“Come Away with Me Lucille, In My Merry Oldsmobile”
“Young Johnnie Steele has an Oldsmobile, He loves a dear little girl, She is the queen of his gas machine, She has his heart in a whirl.” Few songs capture the nostalgia of the birth of the “horseless carriage” than the 1905 musical composition, “In My Merry Oldsmobile,” written by Gus Edwards and Vincent P. Bryan and published by M. Witmark & Sons. Ransome Eli’s Olds Motor Vehicle Company came into existence in 1897.
An excerpt from Sinclair Lewis’s “Babbit,” (1922) further states: “It was a night of lovers.
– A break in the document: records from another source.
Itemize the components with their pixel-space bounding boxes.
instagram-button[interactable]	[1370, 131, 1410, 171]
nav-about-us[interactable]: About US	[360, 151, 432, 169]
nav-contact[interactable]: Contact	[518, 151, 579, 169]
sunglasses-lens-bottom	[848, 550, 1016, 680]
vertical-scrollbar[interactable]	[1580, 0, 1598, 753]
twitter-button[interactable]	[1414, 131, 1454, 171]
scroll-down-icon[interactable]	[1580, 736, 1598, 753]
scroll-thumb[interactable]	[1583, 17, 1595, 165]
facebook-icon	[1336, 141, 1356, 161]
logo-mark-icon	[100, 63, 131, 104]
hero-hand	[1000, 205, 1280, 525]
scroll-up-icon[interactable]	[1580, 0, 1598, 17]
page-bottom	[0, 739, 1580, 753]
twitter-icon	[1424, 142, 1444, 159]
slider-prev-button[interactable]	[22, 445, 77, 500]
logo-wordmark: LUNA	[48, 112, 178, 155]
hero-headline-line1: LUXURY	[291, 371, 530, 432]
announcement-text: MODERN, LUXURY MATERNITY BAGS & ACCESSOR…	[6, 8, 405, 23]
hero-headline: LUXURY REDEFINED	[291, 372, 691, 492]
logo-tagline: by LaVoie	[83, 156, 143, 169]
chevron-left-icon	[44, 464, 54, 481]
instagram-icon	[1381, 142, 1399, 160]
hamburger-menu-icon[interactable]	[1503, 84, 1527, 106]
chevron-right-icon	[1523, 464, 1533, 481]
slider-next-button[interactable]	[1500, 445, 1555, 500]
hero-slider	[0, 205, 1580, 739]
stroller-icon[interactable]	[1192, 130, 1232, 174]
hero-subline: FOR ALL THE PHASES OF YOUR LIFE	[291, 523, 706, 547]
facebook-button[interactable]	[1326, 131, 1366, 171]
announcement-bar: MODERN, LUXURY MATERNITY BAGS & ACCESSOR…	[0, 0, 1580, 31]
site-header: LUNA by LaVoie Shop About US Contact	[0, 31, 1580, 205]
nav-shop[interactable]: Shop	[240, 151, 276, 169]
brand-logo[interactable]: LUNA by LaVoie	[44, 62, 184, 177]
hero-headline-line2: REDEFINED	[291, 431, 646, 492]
All along the highway into Zenith, under the low and gentle moon, motors were parked and dim figures were clasped in revelry.” An examination of some old Johnson City directories between 1911 and 1921 reveals some early and virtually forgotten automobile businesses:
A.J. Hurlbut & Co. (121 Spring), A.J. Wakefield (200 W. Main), Burrow Motor Co. (339 E. Main), Dahl & Johnson (320 E. Main/227 W. Main), E.D. Hanks Motor Co. (119-121 E. Market), East Tennessee Motor Co. (320 E. Main), H.R. Parrott Motor Co. (Ash Street), Johnson Auto Co. (320 /339 E. Main), Johnson City Automobile & Machine Works (corner of Roan and Millard), Johnson City Buick Co. (339 E. Main), Lewis-Brown Sales Agency (123 E. Market), Model Motor Co. (117 E. Market), Morris Motor Co. (115 S. Roan), Southern Auto & Welding Co. (206 W. Market), Standard Auto Repair Co. (207 Boone), Summers-Parrott Hardware Co. (Buffalo at Ash) and Wood Motor Company (308 E. Main).
An interesting article in an October 1960 Hobbies Magazine told of an antique automobile display called “Come Away with Me Lucille – The Gay Days of Motoring, 1897-1912.” It featured 12 antique cars from the late 1800s. The hazards and hardships seen in the display vividly illustrated the safety concerns and lack of comforts of those beautiful but experimental relics of yesteryear.
Several “dangerous” vehicles were identified that included a 1906 Cadillac, one cylinder, ten H.P., selling price $1050; a 1900 Columbia Electric Surrey (with the fringe on top); and a child’s Electric Runabout of 1907.
Others on display were the 1898 Leon Bollee Tricar, 1899 Locomotive Steamer, 1903 Pierce Motorette, 1903 Autocar Tonneau, 1904 Knox Surrey, 1904 Franklin Touring Car, 1906 Success Auto Buggy, 1911 Buick Runabout and a 1912 Spache Cyclecar. Their attractive finishes, plush upholstery and shiny brass made it difficult to believe that the future of the automobile industry was so uncertain. One man reportedly had his car fabricated in the shape of a horse. Also, Henry Ford twice considered selling his company.
The display also included a wide array of motoring artifacts and parts of early automobiles, ranging from a compilation of horns and headlamps to milady’s vanity case. The article humorously said “this luxurious case, equipped with every conceivable necessity for repairing the effects of the journey, is significant for it was not until nearly 1912 that primping and powering ever took place outside the sanctity of the boudoir.”
“Come away with me Lucille, In my merry Oldsmobile, Down the road of life we'll fly, Auto-mo-bubbling, you and I.”
The “Johnny Steeles” of today must find alternative “merry automobiles” for going “auto-mo-bubbling” with their favorite “Lucilles.” Sadly, the Oldsmobile motored off into the sunset on April 29, 2004 after 106 years of operation.